18 August,2009 07:45 AM IST | | Juliana Lazarus
What, really, is Shah Rukh Khan complaining about? His 90 minutes of 'distress' at a US airport has got his new film, My Name is Khan, publicity that couldn't have been bought even with an advertising blitz worth crores. To put things in perspective: What was the Newark incident about?u00a0 A Muslim's experience in post 9/11 America.
And what's the film My Name is Khan about? A Muslim's experience in post 9/11 America! Ha!
And Khan suddenly had newspaper editors, television channels and even the government doing their bit for his next film without so much as lifting a finger. And having got the world talking about it, our Khan is now saying let things be, and that he doesn't want an apology and that though he hates the idea of stepping on US soil, he's gonna do it for the love of his fansu00a0.... Yeah right!
Khan's case is a bit like a pampered celebrity saying he's had to wait for AGES to get a passport renewed or his medical insurance cleared. So what, man?
It happens to the rest of us ALL the time.
For instance, a friend living abroad would complain about how he'd be refused every time he tried to send money home through the Western Union network. The fact was his name was Omar Sharif, which also happened to be the name of a terrorist on the US' forever-growing list of suspects. And Western Union is strict about who's sending how much and where, given that its networks have been used by terrorists to transfer money. Moreover, being singled out doesn't only happen to Muslims.

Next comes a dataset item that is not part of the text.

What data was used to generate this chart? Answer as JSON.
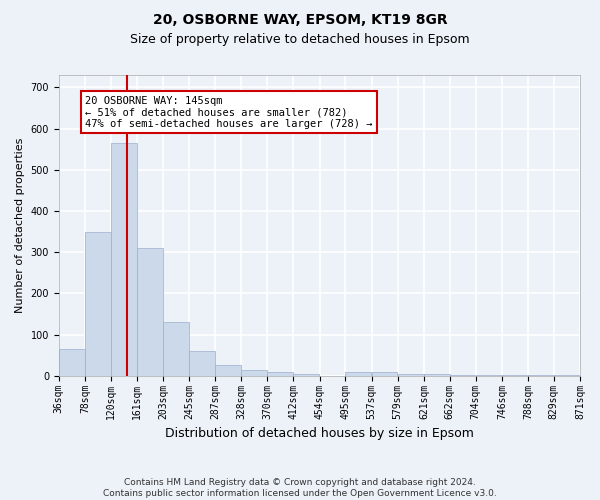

It happens to Al Gore, a former US vice-president, in his own country. It happens to a Bob Dylan. It happens to Christian pilgrims in Israel. Sure, it's annoying, but it's a small price to pay if you really care about your safety and it should be reassuring to know that someone is doing his/her job well.
That's not a reassurance that comes out of Indian airports, though. Forget terrorism, even the "screening" for swine flu victims was an apology when I entered Bangalore International Airport in May. Two women in white asked questions and kept ticking off the answers perfunctorily: Cold, madam? Fever? Sore throat? I'm curious: Did anyone at all say 'yes'?
Signing off, why did Shah Rukh have to wear a pair of jeans tattered at the knees? Ok, we've heard that many people in Washington do that when they go to the bank just so that the muggers think they're poor and don't get them but let's be fair. If you were an immigration officer and had this man wearing torn jeans say he's a superstar, what would YOU do?